Da ultimo questa Corte, con la pronuncia n. 1843 del 2 febbraio 2015, ha statuito che non solo la kafalah "pubblicistica", ma anche la kafalah "negoziale" può costituire presupposto giuridico del diritto al ricongiungimento familiare, in applicazione dell'art. 3, comma 2, d.lgs. 30/2007, che tra gli aventi diritto all'ingresso e al soggiorno nel territorio nazionale include «ogni altro familiare, qualunque sia la sua cittadinanza, non definito all'articolo 2, comma 1, lettera b), se è a carico o convive, nel paese di provenienza, con il cittadino dell'Unione titolare del diritto di soggiorno a titolo principale o se gravi motivi di salute impongono che il cittadino dell'Unione lo assista personalmente». È stata così data un'interpretazione più ampia e più favorevole al minore, dal momento che la valutazione circa la possibilità di consentirgli l'ingresso in Italia ed il ricongiungimento con l'affidatario non può essere esclusa in considerazione della natura e della finalità dell'istituto della kafalah negoziale, dovendo essere effettuata caso per caso in considerazione del superiore interesse del minore (Cass. n. 1843 del 2 febbraio 2015, Rv. 634369-01).

Non può essere pertanto condivisa le tesi esposta dall'Amministrazione ricorrente, avendo la Corte d'appello accertato il rapporto di cura tra S.K. e la minore, affidatale in virtù di una kafalah che, seppur di origine convenzionale, è stata valutata positivamente da un'autorità pubblica, la quale ha omologato una decisione familiare risultata oggettivamente conforme all'interesse della minore medesima. Un'interpretazione costituzionalmente orientata e rispettosa dei principi affermati dalle norme sovranazionali impone, invero, di considerare quale criterio-guida il preminente interesse del minore, come sancito dall'art. 3 della Convenzione di New York sui diritti del fanciullo del 24 novembre 1989 e dall'art. 24 della Carta dei diritti dell'UE, che al secondo comma stabilisce che «in tutti i procedimenti relativi ai bambini, siano essi compiuti da autorità pubbliche o da istituzioni private, l'interesse superiore del bambino deve essere considerato preminente».
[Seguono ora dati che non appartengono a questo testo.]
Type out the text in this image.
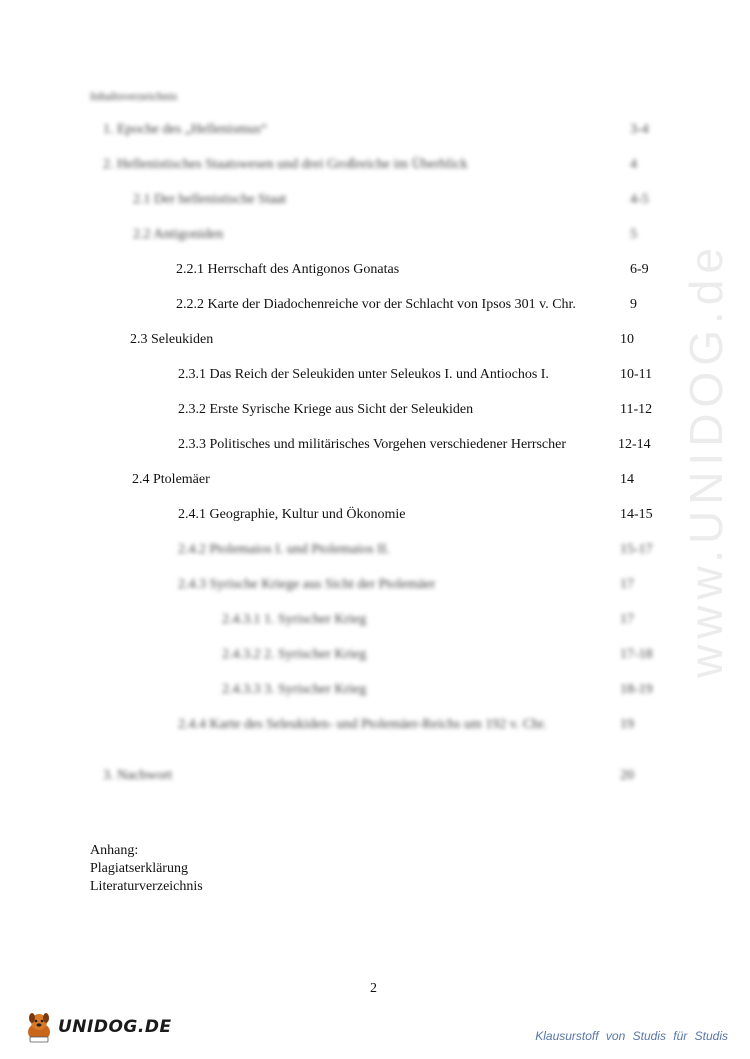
www.UNIDOG.de
Inhaltsverzeichnis
1. Epoche des „Hellenismus“	3-4
2. Hellenistisches Staatswesen und drei Großreiche im Überblick	4
2.1 Der hellenistische Staat	4-5
2.2 Antigoniden	5
2.2.1 Herrschaft des Antigonos Gonatas	6-9
2.2.2 Karte der Diadochenreiche vor der Schlacht von Ipsos 301 v. Chr.	9
2.3 Seleukiden	10
2.3.1 Das Reich der Seleukiden unter Seleukos I. und Antiochos I.	10-11
2.3.2 Erste Syrische Kriege aus Sicht der Seleukiden	11-12
2.3.3 Politisches und militärisches Vorgehen verschiedener Herrscher	12-14
2.4 Ptolemäer	14
2.4.1 Geographie, Kultur und Ökonomie	14-15
2.4.2 Ptolemaios I. und Ptolemaios II.	15-17
2.4.3 Syrische Kriege aus Sicht der Ptolemäer	17
2.4.3.1 1. Syrischer Krieg	17
2.4.3.2 2. Syrischer Krieg	17-18
2.4.3.3 3. Syrischer Krieg	18-19
2.4.4 Karte des Seleukiden- und Ptolemäer-Reichs um 192 v. Chr.	19
3. Nachwort	20
Anhang:
Plagiatserklärung
Literaturverzeichnis
2
UNIDOG.DE	Klausurstoff von Studis für Studis
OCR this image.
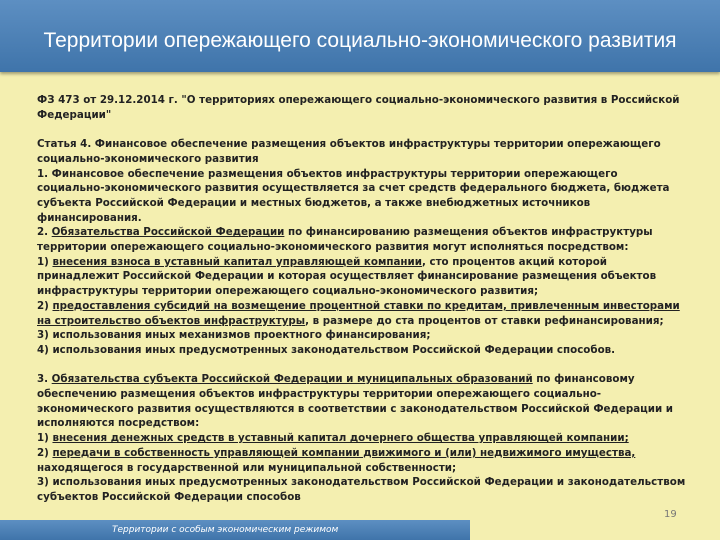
Территории опережающего социально-экономического развития

ФЗ 473 от 29.12.2014 г. "О территориях опережающего социально-экономического развития в Российской Федерации"

Статья 4. Финансовое обеспечение размещения объектов инфраструктуры территории опережающего социально-экономического развития

1. Финансовое обеспечение размещения объектов инфраструктуры территории опережающего социально-экономического развития осуществляется за счет средств федерального бюджета, бюджета субъекта Российской Федерации и местных бюджетов, а также внебюджетных источников финансирования.

2. Обязательства Российской Федерации по финансированию размещения объектов инфраструктуры территории опережающего социально-экономического развития могут исполняться посредством:

1) внесения взноса в уставный капитал управляющей компании, сто процентов акций которой принадлежит Российской Федерации и которая осуществляет финансирование размещения объектов инфраструктуры территории опережающего социально-экономического развития;

2) предоставления субсидий на возмещение процентной ставки по кредитам, привлеченным инвесторами на строительство объектов инфраструктуры, в размере до ста процентов от ставки рефинансирования;

3) использования иных механизмов проектного финансирования;

4) использования иных предусмотренных законодательством Российской Федерации способов.

3. Обязательства субъекта Российской Федерации и муниципальных образований по финансовому обеспечению размещения объектов инфраструктуры территории опережающего социально-экономического развития осуществляются в соответствии с законодательством Российской Федерации и исполняются посредством:

1) внесения денежных средств в уставный капитал дочернего общества управляющей компании;

2) передачи в собственность управляющей компании движимого и (или) недвижимого имущества, находящегося в государственной или муниципальной собственности;

3) использования иных предусмотренных законодательством Российской Федерации и законодательством субъектов Российской Федерации способов

19
Территории с особым экономическим режимом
Non può, dunque, negarsi che anche una minore straniera affidata a un cittadino italiano in virtù di un provvedimento di kafalah di origine negoziale, omologato da un'autorità pubblica, possa rientrare - come accertato dal giudice del merito - nella nozione di "altri familiari" di cui all'art. 3, comma 2, lett. a), d.lgs. 30/2007.

In conclusione, il ricorso deve essere respinto. Non occorre provvedere in ordine alle spese processuali, in considerazione della mancata attività difensiva della parte intimata.

P.Q.M.

La Corte rigetta il ricorso.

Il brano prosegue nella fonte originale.